Inflation can be a scary word, but there’s nothing to fear in new numbers released this week.

Government data that came out Thursday showed prices for the most common consumer goods -- one of our standard measures of inflation -- jumped 0.3 percent in April and were up 2 percent over the past year. That’s nearly double the pace of increase just two months ago.

The news comes on the heels of a report showing a spike in the prices that businesses are able to charge for what they produce. The so-called producer price index rose 0.6 percent in April, nearly three times what analysts were expecting.

The numbers are just a snapshot of price changes in one month against a backdrop of a year of persistent underperformance. Yet they were enough to revive the dreaded specter of inflation, with former Federal Reserve Chairman Alan Greenspan arguing Wednesday that “the presumption that it’s no longer on the horizon … is a mistake.”

But let’s look at the last time that inflation as measured by the 12-month change in the consumer price index hit 2 percent. It was in July, with broad increases in prices for apparel, tobacco and food. The numbers were released on the same day as data showing new claims for unemployment benefits over the past week hit a six-year low. Stock markets tumbled as investors worried the reports would spook the Fed into ending its stimulus campaign early.

Now here’s what actually happened: Just three months later, inflation hit a post-recession low of 0.9 percent. The Fed surprised Wall Street by waiting until the end of the year to announce it would start scaling back its support for the economy. And stock markets rallied to record highs.

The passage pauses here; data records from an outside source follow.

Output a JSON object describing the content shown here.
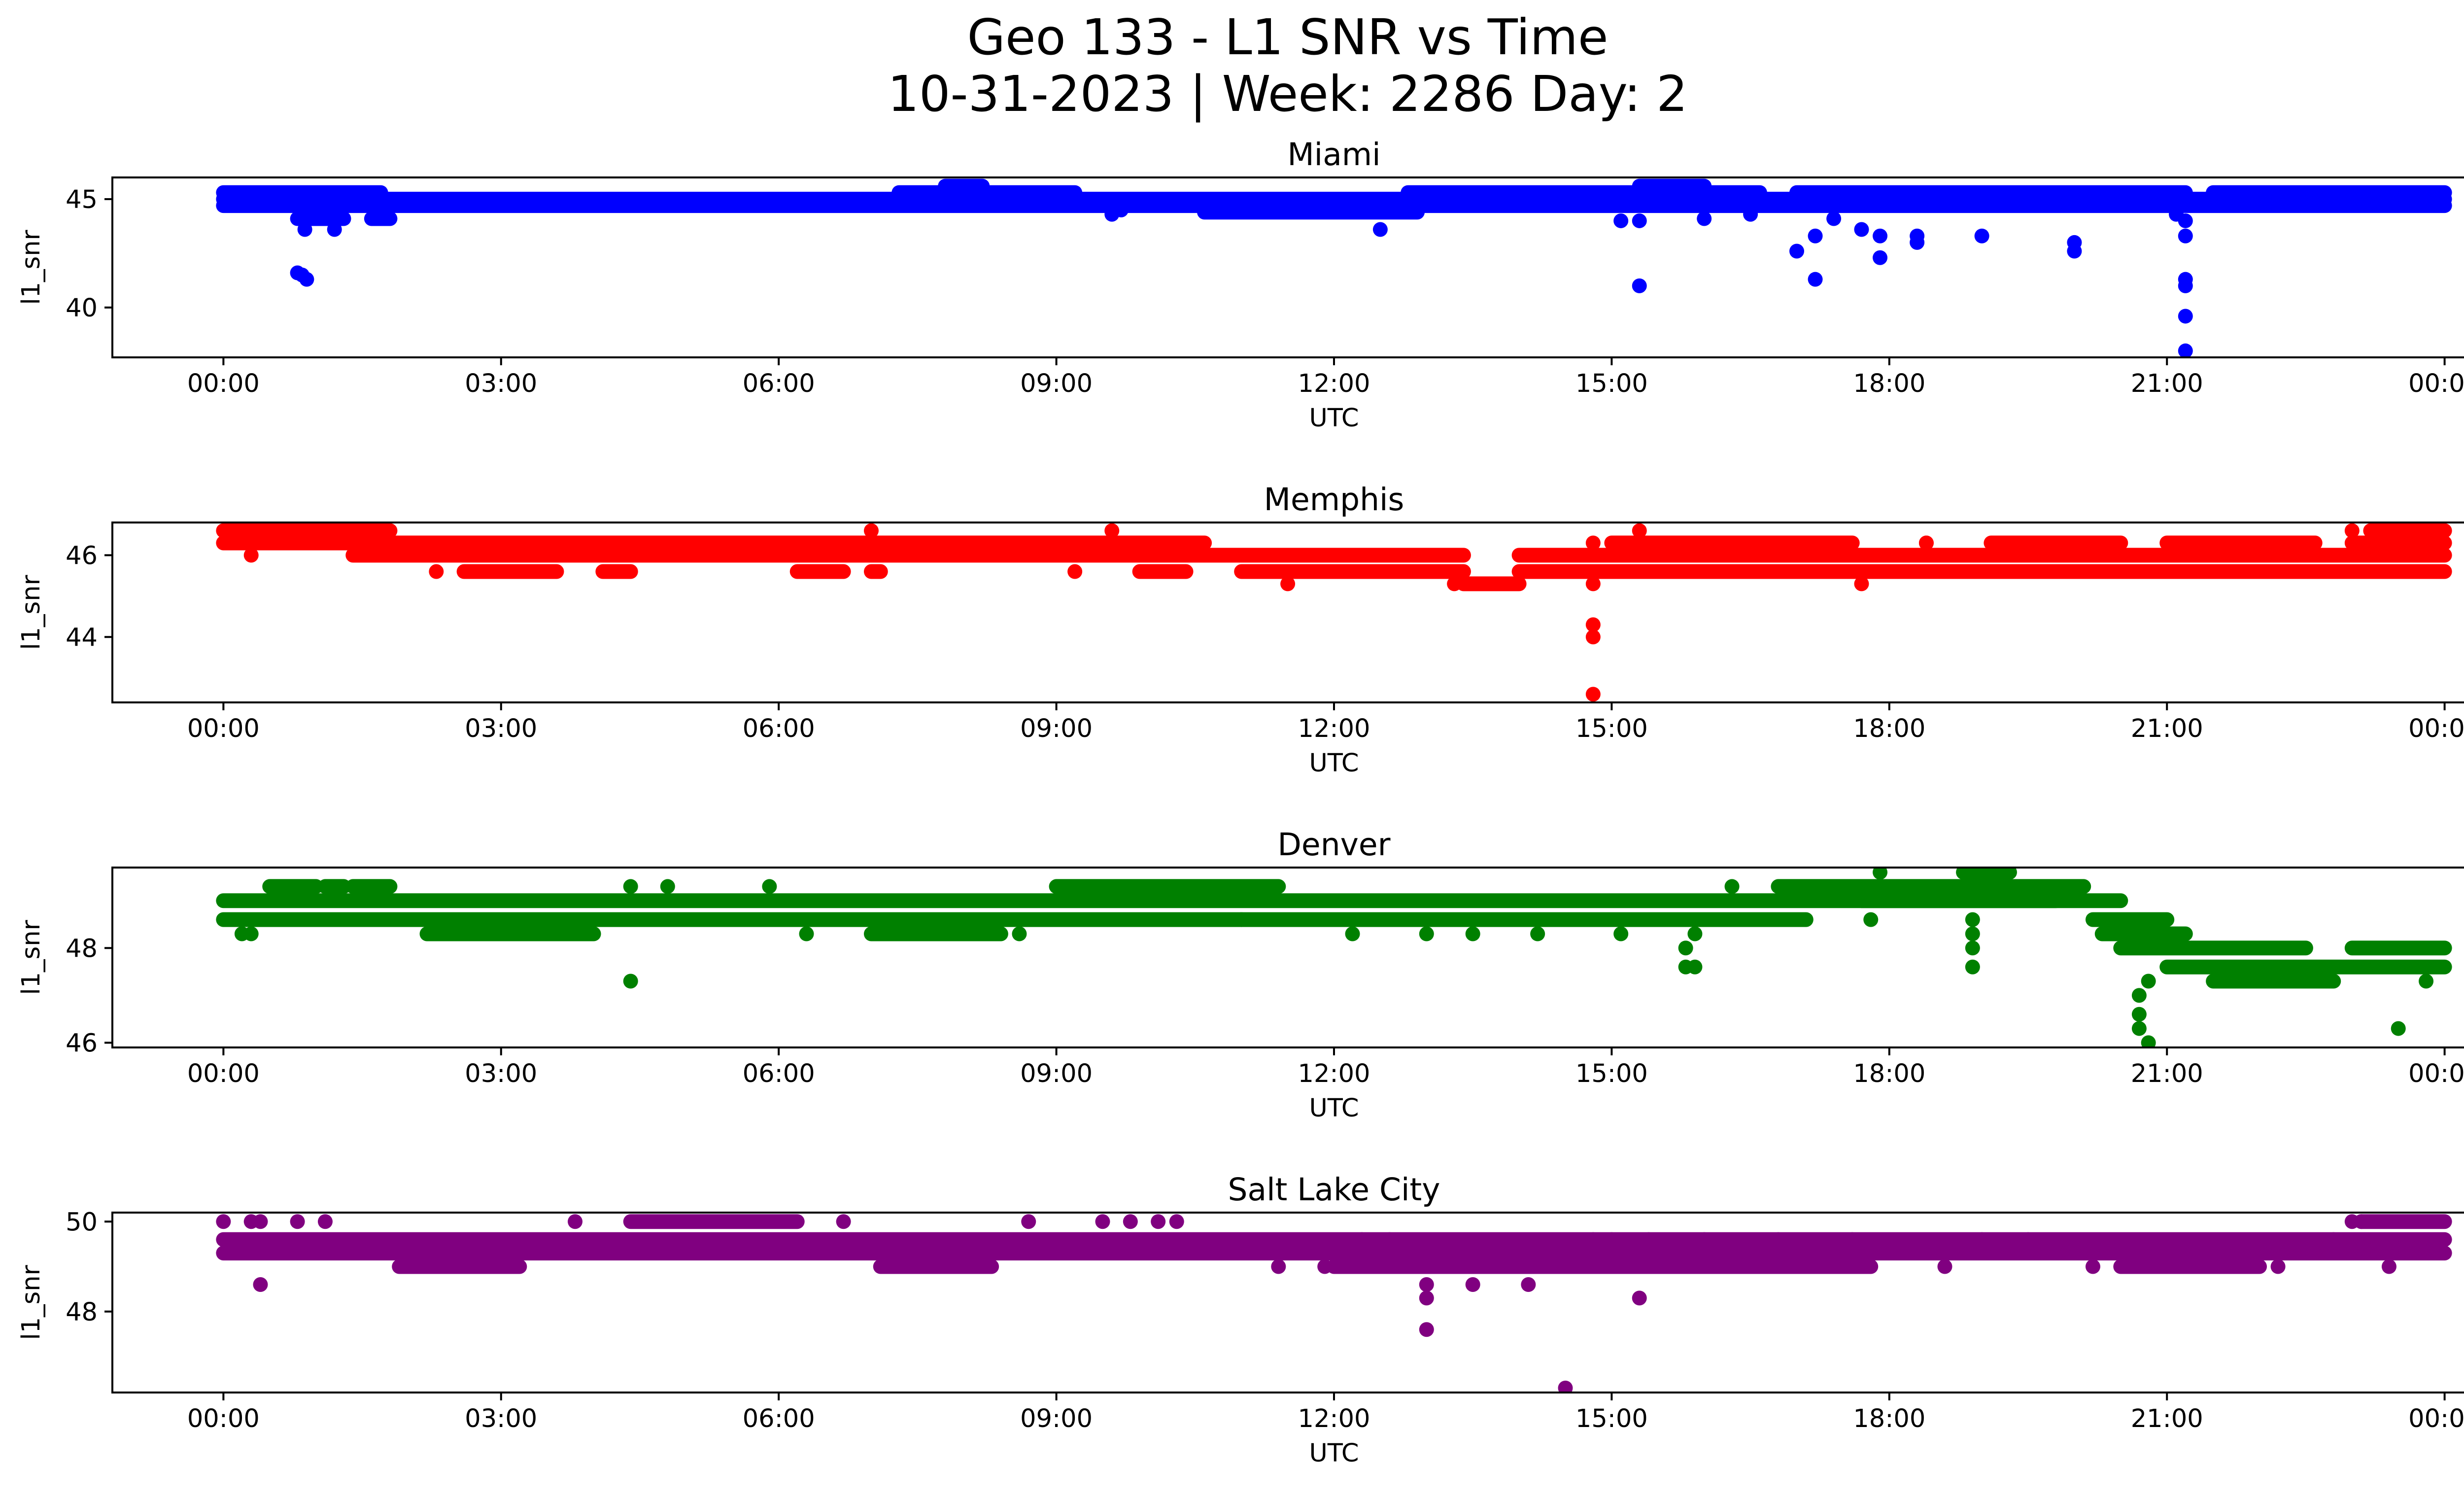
{
  "chart_data": {
    "type": "scatter",
    "title": "Geo 133 - L1 SNR vs Time",
    "subtitle": "10-31-2023 | Week: 2286 Day: 2",
    "x_tick_labels": [
      "00:00",
      "03:00",
      "06:00",
      "09:00",
      "12:00",
      "15:00",
      "18:00",
      "21:00",
      "00:00"
    ],
    "xlabel": "UTC",
    "ylabel": "l1_snr",
    "xlim_hours": [
      -1.2,
      25.2
    ],
    "panels": [
      {
        "title": "Miami",
        "color": "#0000ff",
        "ylim": [
          37.7,
          46.0
        ],
        "yticks": [
          40,
          45
        ],
        "series": [
          {
            "x": [
              0.0,
              24.0
            ],
            "y": [
              45.0,
              45.0
            ]
          },
          {
            "x": [
              0.0,
              24.0
            ],
            "y": [
              44.7,
              44.7
            ]
          },
          {
            "x": [
              0.0,
              1.7
            ],
            "y": [
              45.3,
              45.3
            ]
          },
          {
            "x": [
              7.3,
              9.2
            ],
            "y": [
              45.3,
              45.3
            ]
          },
          {
            "x": [
              12.8,
              16.6
            ],
            "y": [
              45.3,
              45.3
            ]
          },
          {
            "x": [
              17.0,
              21.2
            ],
            "y": [
              45.3,
              45.3
            ]
          },
          {
            "x": [
              21.5,
              24.0
            ],
            "y": [
              45.3,
              45.3
            ]
          },
          {
            "x": [
              10.6,
              12.9
            ],
            "y": [
              44.4,
              44.4
            ]
          },
          {
            "x": [
              0.8,
              1.3
            ],
            "y": [
              44.1,
              44.1
            ]
          },
          {
            "x": [
              1.6,
              1.8
            ],
            "y": [
              44.1,
              44.1
            ]
          },
          {
            "x": [
              7.8,
              8.2
            ],
            "y": [
              45.6,
              45.6
            ]
          },
          {
            "x": [
              15.3,
              16.0
            ],
            "y": [
              45.6,
              45.6
            ]
          }
        ],
        "points": {
          "x": [
            0.8,
            0.85,
            0.9,
            0.88,
            1.2,
            9.6,
            9.7,
            12.5,
            15.1,
            15.3,
            15.3,
            16.0,
            16.5,
            17.0,
            17.2,
            17.2,
            17.4,
            17.7,
            17.9,
            17.9,
            18.3,
            18.3,
            19.0,
            20.0,
            20.0,
            21.1,
            21.2,
            21.2,
            21.2,
            21.2,
            21.2,
            21.2
          ],
          "y": [
            41.6,
            41.5,
            41.3,
            43.6,
            43.6,
            44.3,
            44.5,
            43.6,
            44.0,
            44.0,
            41.0,
            44.1,
            44.3,
            42.6,
            43.3,
            41.3,
            44.1,
            43.6,
            43.3,
            42.3,
            43.0,
            43.3,
            43.3,
            43.0,
            42.6,
            44.3,
            43.3,
            41.3,
            41.0,
            39.6,
            38.0,
            44.0
          ]
        }
      },
      {
        "title": "Memphis",
        "color": "#ff0000",
        "ylim": [
          42.4,
          46.8
        ],
        "yticks": [
          44,
          46
        ],
        "series": [
          {
            "x": [
              0.0,
              1.8
            ],
            "y": [
              46.6,
              46.6
            ]
          },
          {
            "x": [
              0.0,
              1.4
            ],
            "y": [
              46.3,
              46.3
            ]
          },
          {
            "x": [
              1.4,
              10.6
            ],
            "y": [
              46.3,
              46.3
            ]
          },
          {
            "x": [
              1.4,
              13.4
            ],
            "y": [
              46.0,
              46.0
            ]
          },
          {
            "x": [
              14.0,
              24.0
            ],
            "y": [
              46.0,
              46.0
            ]
          },
          {
            "x": [
              11.0,
              13.4
            ],
            "y": [
              45.6,
              45.6
            ]
          },
          {
            "x": [
              14.0,
              24.0
            ],
            "y": [
              45.6,
              45.6
            ]
          },
          {
            "x": [
              13.4,
              14.0
            ],
            "y": [
              45.3,
              45.3
            ]
          },
          {
            "x": [
              15.0,
              17.6
            ],
            "y": [
              46.3,
              46.3
            ]
          },
          {
            "x": [
              19.1,
              20.5
            ],
            "y": [
              46.3,
              46.3
            ]
          },
          {
            "x": [
              21.0,
              22.6
            ],
            "y": [
              46.3,
              46.3
            ]
          },
          {
            "x": [
              23.0,
              24.0
            ],
            "y": [
              46.3,
              46.3
            ]
          },
          {
            "x": [
              23.2,
              24.0
            ],
            "y": [
              46.6,
              46.6
            ]
          },
          {
            "x": [
              2.6,
              3.6
            ],
            "y": [
              45.6,
              45.6
            ]
          },
          {
            "x": [
              4.1,
              4.4
            ],
            "y": [
              45.6,
              45.6
            ]
          },
          {
            "x": [
              6.2,
              6.7
            ],
            "y": [
              45.6,
              45.6
            ]
          },
          {
            "x": [
              7.0,
              7.1
            ],
            "y": [
              45.6,
              45.6
            ]
          },
          {
            "x": [
              9.9,
              10.4
            ],
            "y": [
              45.6,
              45.6
            ]
          },
          {
            "x": [
              19.6,
              20.0
            ],
            "y": [
              45.6,
              45.6
            ]
          },
          {
            "x": [
              20.2,
              21.5
            ],
            "y": [
              45.6,
              45.6
            ]
          },
          {
            "x": [
              21.8,
              22.6
            ],
            "y": [
              45.6,
              45.6
            ]
          }
        ],
        "points": {
          "x": [
            0.3,
            2.3,
            7.0,
            9.2,
            9.6,
            11.5,
            13.3,
            14.8,
            14.8,
            14.8,
            14.8,
            14.8,
            15.3,
            17.7,
            18.4,
            18.4,
            23.0
          ],
          "y": [
            46.0,
            45.6,
            46.6,
            45.6,
            46.6,
            45.3,
            45.3,
            46.3,
            44.3,
            44.0,
            42.6,
            45.3,
            46.6,
            45.3,
            46.3,
            46.3,
            46.6
          ]
        }
      },
      {
        "title": "Denver",
        "color": "#008000",
        "ylim": [
          45.9,
          49.7
        ],
        "yticks": [
          46,
          48
        ],
        "series": [
          {
            "x": [
              0.0,
              20.5
            ],
            "y": [
              49.0,
              49.0
            ]
          },
          {
            "x": [
              0.0,
              17.1
            ],
            "y": [
              48.6,
              48.6
            ]
          },
          {
            "x": [
              9.0,
              11.4
            ],
            "y": [
              49.3,
              49.3
            ]
          },
          {
            "x": [
              16.8,
              20.1
            ],
            "y": [
              49.3,
              49.3
            ]
          },
          {
            "x": [
              17.7,
              19.8
            ],
            "y": [
              49.0,
              49.0
            ]
          },
          {
            "x": [
              2.2,
              4.0
            ],
            "y": [
              48.3,
              48.3
            ]
          },
          {
            "x": [
              7.0,
              8.4
            ],
            "y": [
              48.3,
              48.3
            ]
          },
          {
            "x": [
              20.2,
              21.0
            ],
            "y": [
              48.6,
              48.6
            ]
          },
          {
            "x": [
              20.3,
              21.2
            ],
            "y": [
              48.3,
              48.3
            ]
          },
          {
            "x": [
              20.5,
              22.5
            ],
            "y": [
              48.0,
              48.0
            ]
          },
          {
            "x": [
              23.0,
              24.0
            ],
            "y": [
              48.0,
              48.0
            ]
          },
          {
            "x": [
              21.0,
              24.0
            ],
            "y": [
              47.6,
              47.6
            ]
          },
          {
            "x": [
              21.5,
              22.8
            ],
            "y": [
              47.3,
              47.3
            ]
          },
          {
            "x": [
              0.5,
              1.0
            ],
            "y": [
              49.3,
              49.3
            ]
          },
          {
            "x": [
              1.1,
              1.3
            ],
            "y": [
              49.3,
              49.3
            ]
          },
          {
            "x": [
              1.4,
              1.8
            ],
            "y": [
              49.3,
              49.3
            ]
          },
          {
            "x": [
              18.8,
              19.3
            ],
            "y": [
              49.6,
              49.6
            ]
          }
        ],
        "points": {
          "x": [
            0.2,
            0.3,
            4.4,
            4.4,
            4.8,
            5.9,
            6.3,
            8.6,
            11.0,
            12.2,
            13.0,
            13.5,
            14.2,
            15.1,
            15.8,
            15.8,
            15.9,
            15.9,
            16.3,
            17.8,
            17.9,
            18.9,
            18.9,
            18.9,
            18.9,
            20.7,
            20.7,
            20.7,
            20.8,
            20.8,
            23.5,
            23.8
          ],
          "y": [
            48.3,
            48.3,
            47.3,
            49.3,
            49.3,
            49.3,
            48.3,
            48.3,
            48.6,
            48.3,
            48.3,
            48.3,
            48.3,
            48.3,
            48.0,
            47.6,
            48.3,
            47.6,
            49.3,
            48.6,
            49.6,
            48.6,
            48.3,
            48.0,
            47.6,
            47.0,
            46.6,
            46.3,
            46.0,
            47.3,
            46.3,
            47.3
          ]
        }
      },
      {
        "title": "Salt Lake City",
        "color": "#800080",
        "ylim": [
          46.2,
          50.2
        ],
        "yticks": [
          48,
          50
        ],
        "series": [
          {
            "x": [
              0.0,
              24.0
            ],
            "y": [
              49.6,
              49.6
            ]
          },
          {
            "x": [
              0.0,
              24.0
            ],
            "y": [
              49.3,
              49.3
            ]
          },
          {
            "x": [
              12.0,
              17.8
            ],
            "y": [
              49.0,
              49.0
            ]
          },
          {
            "x": [
              7.1,
              8.3
            ],
            "y": [
              49.0,
              49.0
            ]
          },
          {
            "x": [
              1.9,
              3.2
            ],
            "y": [
              49.0,
              49.0
            ]
          },
          {
            "x": [
              20.5,
              22.0
            ],
            "y": [
              49.0,
              49.0
            ]
          },
          {
            "x": [
              4.4,
              6.2
            ],
            "y": [
              50.0,
              50.0
            ]
          },
          {
            "x": [
              23.1,
              24.0
            ],
            "y": [
              50.0,
              50.0
            ]
          }
        ],
        "points": {
          "x": [
            0.0,
            0.3,
            0.4,
            0.4,
            0.8,
            1.1,
            3.8,
            6.7,
            8.7,
            9.5,
            9.8,
            10.1,
            10.3,
            11.4,
            11.9,
            12.3,
            12.6,
            13.0,
            13.0,
            13.0,
            13.4,
            13.5,
            14.0,
            14.1,
            14.5,
            14.8,
            15.0,
            15.3,
            15.4,
            16.0,
            16.8,
            17.6,
            18.6,
            19.0,
            19.5,
            20.2,
            22.2,
            22.8,
            23.0,
            23.1,
            23.4
          ],
          "y": [
            50.0,
            50.0,
            48.6,
            50.0,
            50.0,
            50.0,
            50.0,
            50.0,
            50.0,
            50.0,
            50.0,
            50.0,
            50.0,
            49.0,
            49.0,
            49.6,
            49.6,
            48.6,
            48.3,
            47.6,
            49.3,
            48.6,
            49.0,
            48.6,
            46.3,
            49.6,
            49.6,
            48.3,
            49.6,
            49.6,
            49.6,
            49.6,
            49.0,
            49.6,
            49.6,
            49.0,
            49.0,
            49.6,
            50.0,
            50.0,
            49.0
          ]
        }
      }
    ]
  }
}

There’s also a philosophical shift underway. The 1970s were a harsh lesson in the dangers of unchecked inflation -- one that few who lived through that era can forget. But rising prices do not always lead to runaway inflation, just as tapping the gas pedal on your car is not the same as flooring it.

Rising prices are a sign of growing consumer demand -- and that demand is the engine of the American economy. A little bit of inflation also helps reduce the cost of doing business, which means companies can hire more people. And inflation makes debt easier to pay off, which anyone with a student loan or a mortgage can appreciate.

Indeed, one of the most puzzling aspects of the recovery over the past year has been why inflation has remained so low -- not just in the United States but across the globe. The European Central Bank is debating options for injecting more stimulus to the region to combat the problem of low inflation. Within the U.S. central bank, several officials have argued that persistently low inflation is a reason to keep juicing the recovery.

In fact, the Fed has been falling far short of its 2 percent goal for inflation. According to its preferred measure, which is derived from consumer spending data, inflation is running at just over 1 percent. That means that the Fed actually wants inflation to start rising so it can meet its target.

Of course, that message may be lost on Wall Street. In mid-afternoon, all three of the major U.S. stock indexes were down about 1.25 percent. But it's not the first time in this recovery that good news has gotten garbled.